In PySpark, the udf() function (User-Defined Function) is used to define custom functions that can be applied to DataFrame columns. It allows you to create and use your own functions that are not available in the built-in Spark SQL functions.

The udf() function takes two parameters: the function to be defined and the return type of the function.
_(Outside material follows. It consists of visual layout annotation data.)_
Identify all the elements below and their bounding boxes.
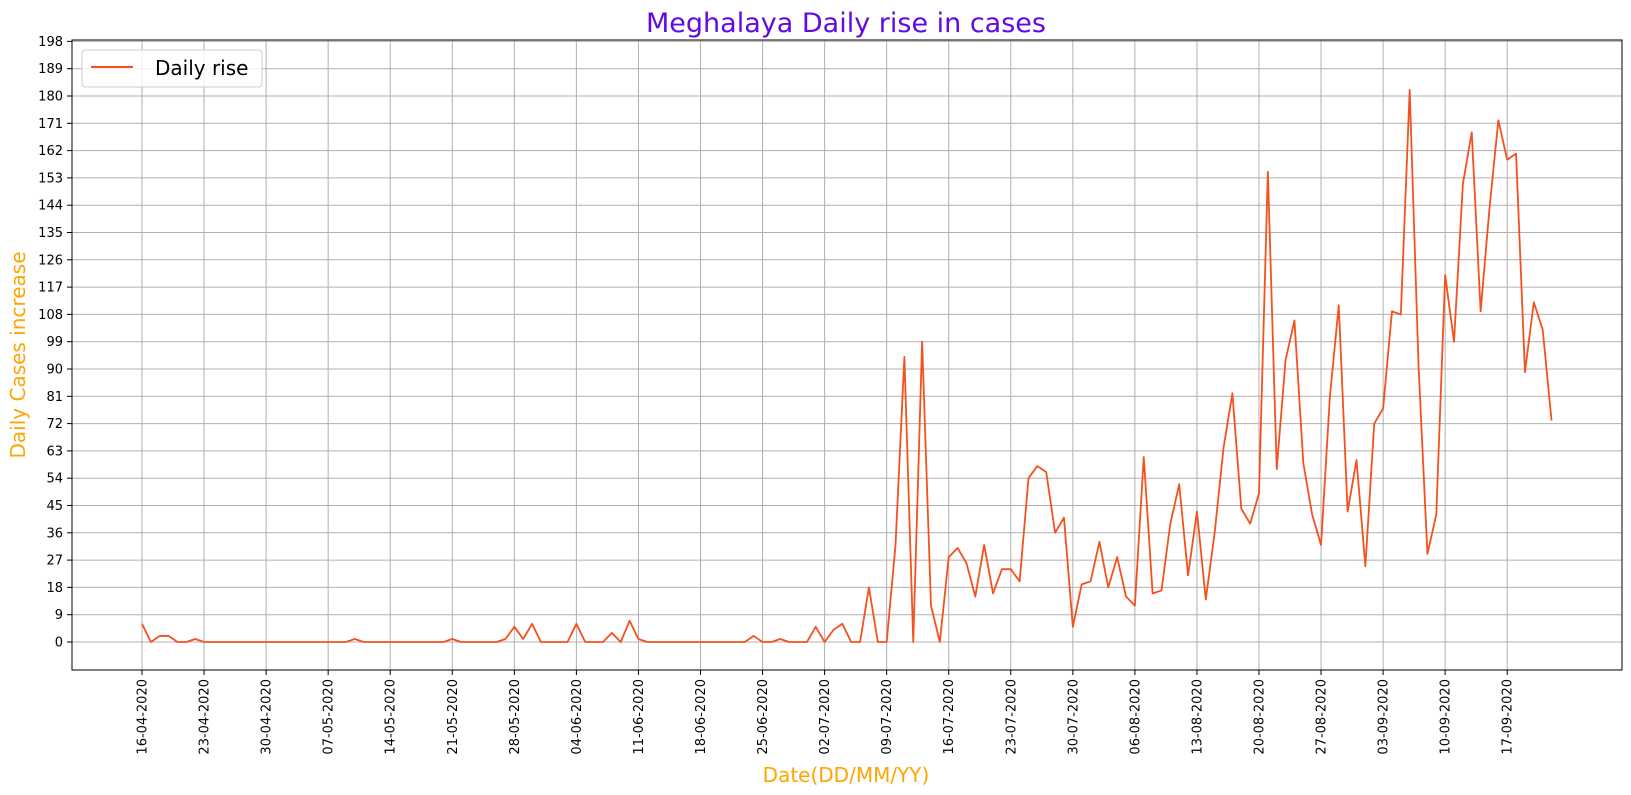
y-tick-label: 0 xyxy=(55,636,63,651)
x-tick-label: 11-06-2020 xyxy=(632,679,647,755)
x-tick-label: 04-06-2020 xyxy=(570,679,585,755)
x-tick-label: 18-06-2020 xyxy=(694,679,709,755)
y-tick-label: 153 xyxy=(38,171,63,186)
y-tick-label: 9 xyxy=(55,608,63,623)
y-tick-label: 18 xyxy=(46,581,63,596)
series-line-1 xyxy=(141,89,1553,643)
grid xyxy=(72,40,1622,670)
chart-title: Meghalaya Daily rise in cases xyxy=(646,8,1046,39)
y-tick-label: 108 xyxy=(38,308,63,323)
x-tick-label: 13-08-2020 xyxy=(1190,679,1205,755)
y-axis-ticks: 0 9 18 27 36 45 54 63 72 81 90 99 108 117 126 135 144 153… xyxy=(38,35,72,651)
plot-frame xyxy=(71,39,1623,671)
x-tick-label: 06-08-2020 xyxy=(1128,679,1143,755)
x-axis-label: Date(DD/MM/YY) xyxy=(763,763,930,787)
y-tick-label: 180 xyxy=(38,90,63,105)
y-tick-label: 117 xyxy=(38,281,63,296)
y-tick-label: 162 xyxy=(38,144,63,159)
legend: Daily rise xyxy=(81,49,263,88)
y-tick-label: 99 xyxy=(46,335,63,350)
x-tick-label: 02-07-2020 xyxy=(818,679,833,755)
y-axis-label: Daily Cases increase xyxy=(6,252,30,459)
x-tick-label: 10-09-2020 xyxy=(1439,679,1454,755)
y-tick-label: 72 xyxy=(46,417,63,432)
x-tick-label: 28-05-2020 xyxy=(508,679,523,755)
y-tick-label: 144 xyxy=(38,199,63,214)
x-tick-label: 07-05-2020 xyxy=(322,679,337,755)
x-tick-label: 17-09-2020 xyxy=(1501,679,1516,755)
y-tick-label: 63 xyxy=(46,444,63,459)
y-tick-label: 198 xyxy=(38,35,63,50)
y-tick-label: 81 xyxy=(46,390,63,405)
legend-label: Daily rise xyxy=(155,56,248,80)
series-layer xyxy=(141,89,1553,643)
x-tick-label: 16-07-2020 xyxy=(942,679,957,755)
y-tick-label: 36 xyxy=(46,526,63,541)
x-axis-ticks: 16-04-2020 23-04-2020 30-04-2020 07-05-2020… xyxy=(136,670,1516,755)
x-tick-label: 27-08-2020 xyxy=(1315,679,1330,755)
y-tick-label: 90 xyxy=(46,363,63,378)
x-tick-label: 21-05-2020 xyxy=(446,679,461,755)
legend-box xyxy=(81,49,263,88)
y-tick-label: 126 xyxy=(38,253,63,268)
x-tick-label: 25-06-2020 xyxy=(756,679,771,755)
y-tick-label: 171 xyxy=(38,117,63,132)
x-tick-label: 16-04-2020 xyxy=(136,679,151,755)
x-tick-label: 14-05-2020 xyxy=(384,679,399,755)
y-tick-label: 54 xyxy=(46,472,63,487)
x-tick-label: 30-07-2020 xyxy=(1066,679,1081,755)
y-tick-label: 27 xyxy=(46,554,63,569)
x-tick-label: 30-04-2020 xyxy=(260,679,275,755)
x-tick-label: 23-07-2020 xyxy=(1004,679,1019,755)
y-tick-label: 45 xyxy=(46,499,63,514)
y-tick-label: 135 xyxy=(38,226,63,241)
x-tick-label: 20-08-2020 xyxy=(1252,679,1267,755)
y-tick-label: 189 xyxy=(38,62,63,77)
x-tick-label: 03-09-2020 xyxy=(1377,679,1392,755)
x-tick-label: 09-07-2020 xyxy=(880,679,895,755)
x-tick-label: 23-04-2020 xyxy=(198,679,213,755)
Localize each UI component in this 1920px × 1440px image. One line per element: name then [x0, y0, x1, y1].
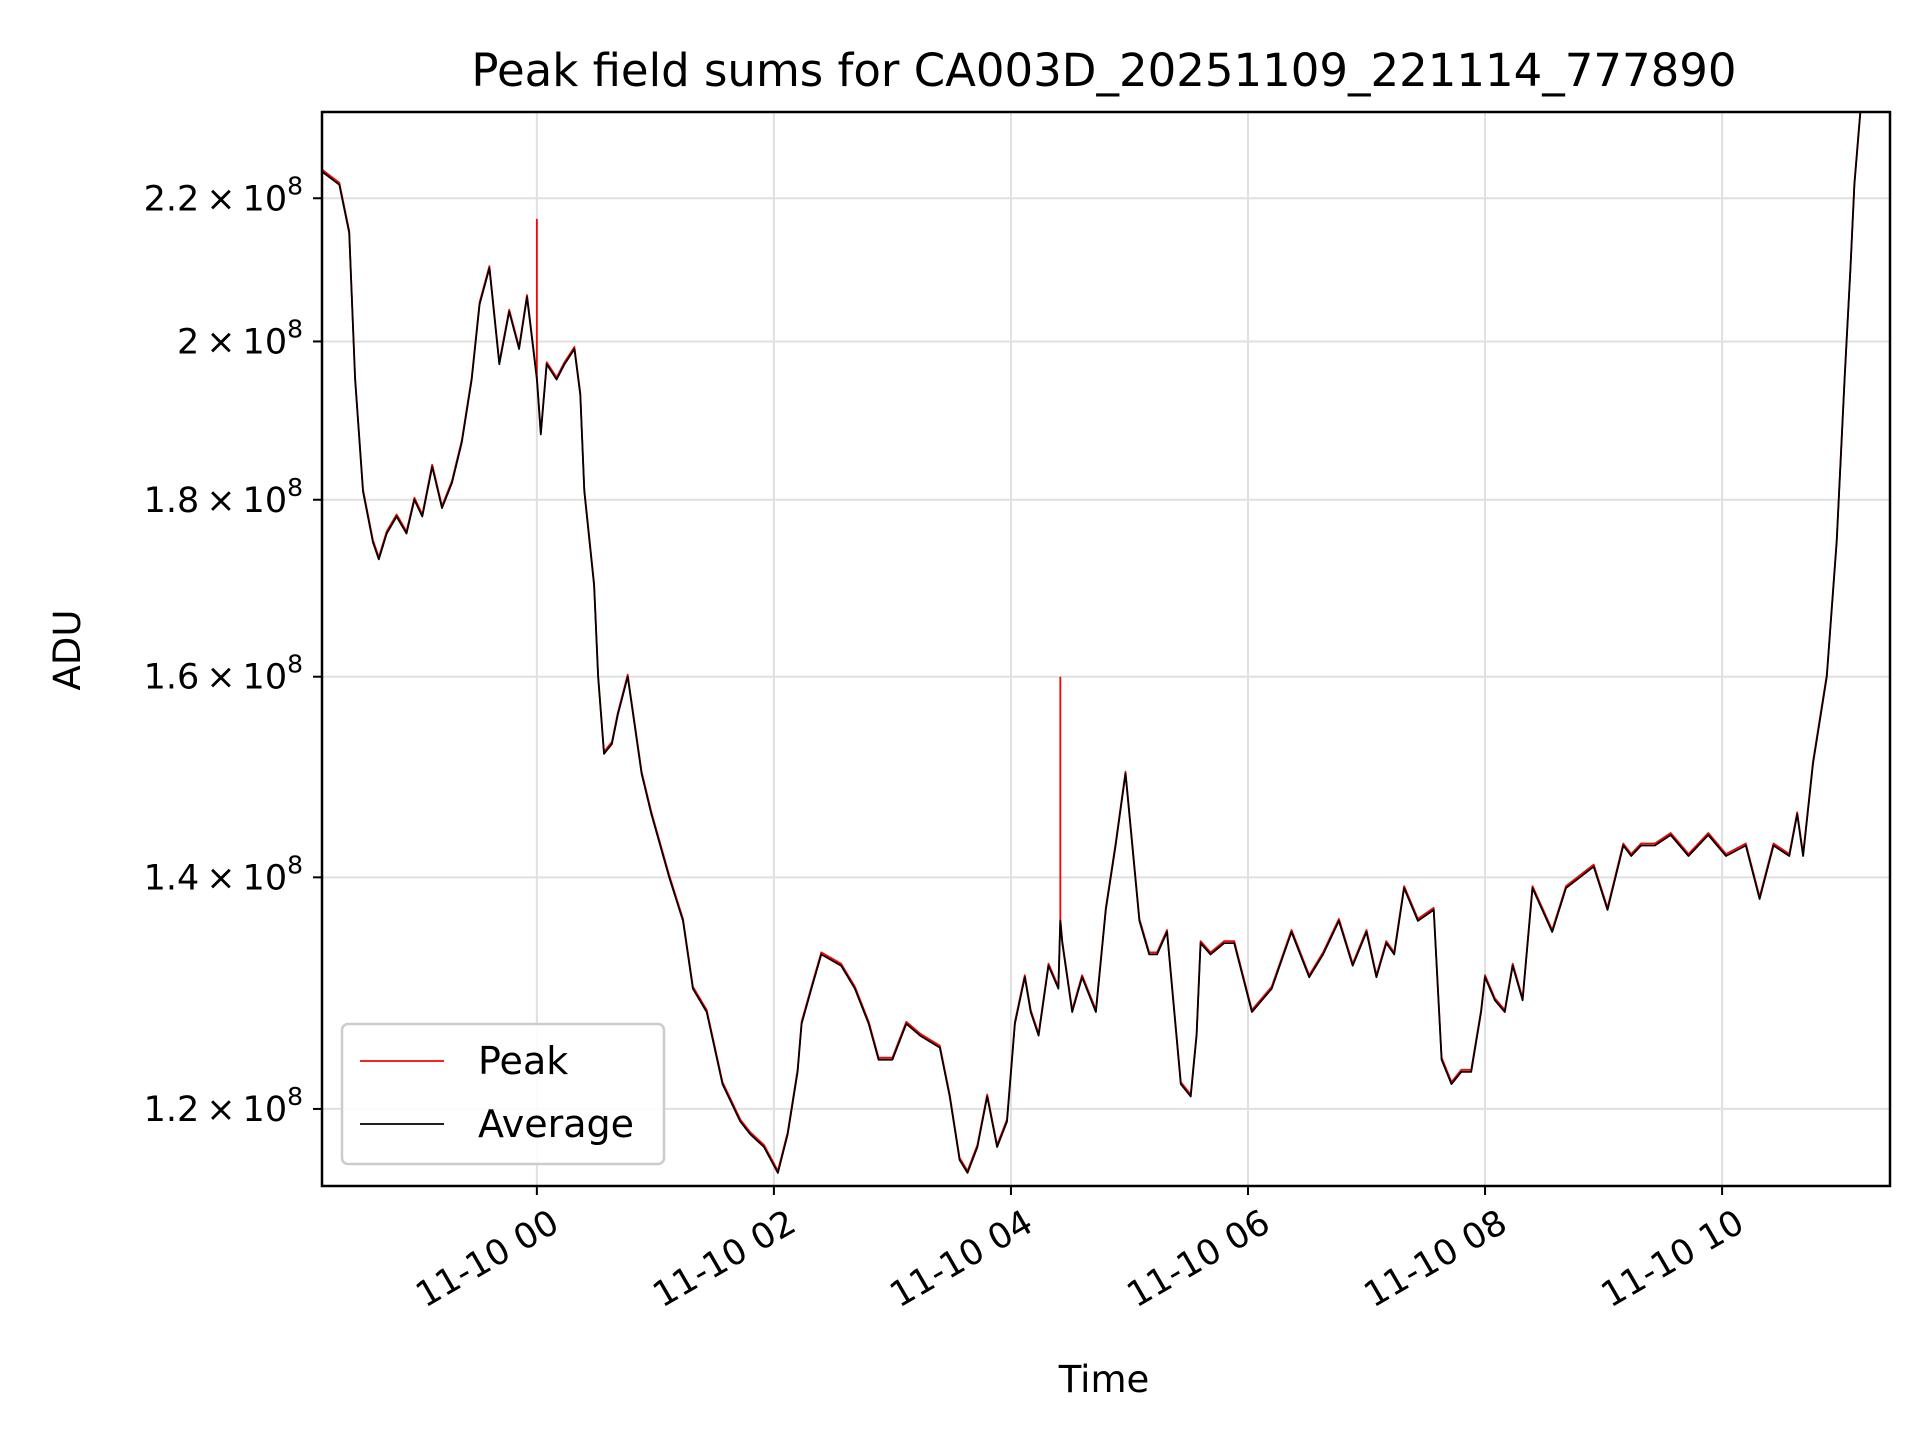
chart-title: Peak field sums for CA003D_20251109_2211… — [471, 44, 1736, 97]
y-tick-label: 1.6 × 108 — [144, 650, 303, 698]
y-axis: 1.2 × 108 1.4 × 108 1.6 × 108 1.8 × 108 2 × … — [144, 171, 322, 1130]
plot-area — [320, 110, 1892, 1188]
y-tick-label: 2 × 108 — [177, 314, 303, 362]
x-axis-label: Time — [1058, 1358, 1150, 1401]
y-axis-label: ADU — [46, 610, 89, 691]
legend: Peak Average — [340, 1022, 666, 1166]
legend-box — [340, 1022, 666, 1166]
y-tick-label: 1.4 × 108 — [144, 850, 303, 898]
y-tick-label: 1.8 × 108 — [144, 473, 303, 521]
legend-label-average: Average — [478, 1102, 634, 1146]
series-line-average — [322, 112, 1862, 1174]
legend-label-peak: Peak — [478, 1039, 568, 1083]
plot-frame — [320, 110, 1892, 1188]
y-tick-label: 1.2 × 108 — [144, 1082, 303, 1130]
grid-layer — [322, 112, 1890, 1186]
y-tick-label: 2.2 × 108 — [144, 171, 303, 219]
series-layer — [322, 112, 1862, 1174]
It returns a Column object that represents the user-defined function.

How to use udf() in PySpark:

from pyspark.sql import SparkSession
from pyspark.sql.functions import udf
from pyspark.sql.types import StringType

spark = SparkSession.builder.getOrCreate()

# Create a DataFrame
data = [("Alice", 25), ("Bob", 30), ("Charlie", 35)]
df = spark.createDataFrame(data, ["Name", "Age"])

# Define a custom function using udf()
def add_greeting(name):
    return "Hello, " + name

# Register the custom function as a UDF
greeting_udf = udf(add_greeting, StringType())

# Apply the UDF to a DataFrame column
df_with_greeting = df.withColumn("Greeting", greeting_udf(df["Name"]))

# Show the DataFrame with the new column
df_with_greeting.show()

Output:

+-------+---+--------------+
|   Name|Age|   Greeting   |
+-------+---+--------------+
|  Alice| 25|Hello, Alice  |
|    Bob| 30|  Hello, Bob  |
|Charlie| 35|Hello, Charlie|
+-------+---+--------------+

In the example above, we have a DataFrame, df, with two columns, “Name” and “Age”. We define a custom function, add_greeting(), which takes a name as input and returns a greeting string. We use the udf() function to register this function as a UDF with the return type as StringType().

Then, we apply the UDF to the “Name” column of the DataFrame using the withColumn() function, creating a new column called “Greeting”. Finally, we display the DataFrame with the new column using the show() function.

By using udf(), you can extend the functionality of PySpark by defining your own functions and applying them to DataFrame columns. It provides flexibility and allows you to perform custom data transformations or calculations that are not available in the built-in Spark SQL functions.